Arricchimento senza causa: un caso recente
Una ditta edile, su autorizzazione dell’assemblea di un condominio, stipulava un contratto di appalto per la realizzazione delle opere di ristrutturazione in un caseggiato. A lavori iniziati ed in occasione di un sopralluogo effettuato insieme al direttore dei lavori nominato dal condominio, al fine di coordinare i lavori appaltati, gli stessi notavano un degrado della guaina impermeabilizzante sovrastante il cornicione dell’ultimo piano ed infiltrazioni dallo stesso; la ditta comunicava per iscritto con mail, sia al direttore dei lavori che all’amministratore, lo stato di degrado su descritto del cornicione e della facciata dell’ultimo piano.
A seguito di un nuovo sopralluogo congiunto, considerato il pericolo di caduta di calcinacci sulla strada sottostante, l’amministratore faceva redigere una relazione tecnica e poi autorizzava l’Impresa ad effettuare anche i suddetti lavori (aggiuntivi rispetto a quelli convenuti nel contratto di appalto) e ciò a tutela dell’incolumità di persone e cose, stante l’urgenza e l’indifferibilità.
Il D.L. redigeva poi il verbale di ultimazione dei lavori e certificato di collaudo. Successivamente la ditta si rivolgeva al Tribunale per l’accertamento del credito e la condanna del condominio al pagamento delle opere extra-contratto, non avendo ottenuto il corrispettivo dovuto, nonostante i solleciti rivolti al committente. In ogni caso l’attore chiedeva in via subordinata un compenso per le opere per arricchimento senza causa.
La decisione
Il Tribunale ha ribadito che, trattandosi di lavori ulteriori e diversi da quelli oggetto del contratto, l’appaltatrice avrebbe dovuto attendere l’autorizzazione del condominio prima di eseguire le lavorazioni aggiuntive. Del resto, come sottolinea lo stesso giudice, i lavori in questione non potevano essere ordinati dall’amministratore in quanto interventi non urgenti. Infatti, nel corso del procedimento, non è stato depositato alcun documento utile per sostenere l’urgenza proveniente da soggetti terzi e qualificati (ad es. verbale dei vigili del fuoco, ordinanza sindacale etc.).

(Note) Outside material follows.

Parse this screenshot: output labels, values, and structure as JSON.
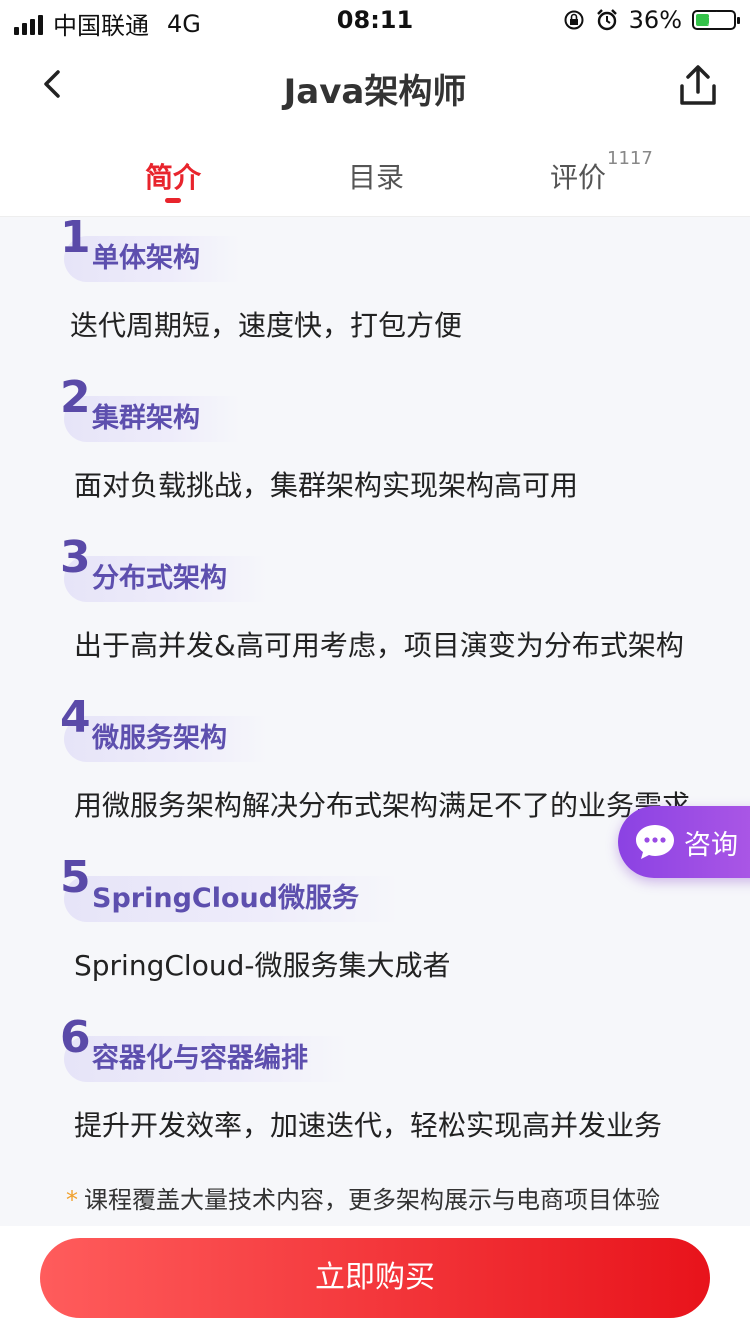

Quanto alla domanda subordinata ex art. 2041 c.c. il giudicante ha ricordato che l’indebito arricchimento deve essere caratterizzato dall’arricchimento ingiusto, da un impoverimento altrui, da un nesso causale tra l’arricchimento e l’impoverimento (ossia che il fatto generatore sia unico) e dalla sussidiarietà dell’azione, mentre, secondo la giurisprudenza di legittimità più recente, non appare più indispensabile il riconoscimento dell’utilitas.
Tenendo conto di quanto sopra, il Tribunale ha notato che la ditta ha eseguito le lavorazioni indicate nel computo metrico consuntivo (pari ad € 23.247,19), senza tempestiva e specifica contestazione da parte del condominio, né con riferimento alla esecuzione di tutte le voci analiticamente riportate nel consuntivo, né con riferimento ai prezzi praticati. Per il giudice partenopeo il condominio, quindi, ha senz’altro tratto vantaggio dalle lavorazioni eseguite dalla ditta, con conseguente obbligo di indennizzare parte attrice.
La misura dell’indennizzo, considerando i costi sostenuti dalla ditta per l’esecuzione delle opere è stata liquidata equitativamente (non potendo corrispondere all’intero prezzo dell’appalto in assenza di valido contratto) nella misura di € 15.133,81. Si ricorda che sulla somma riconosciuta vanno calcolati la rivalutazione (trattandosi di debito di valore) e gli interessi legali dalla domanda sino al pagamento.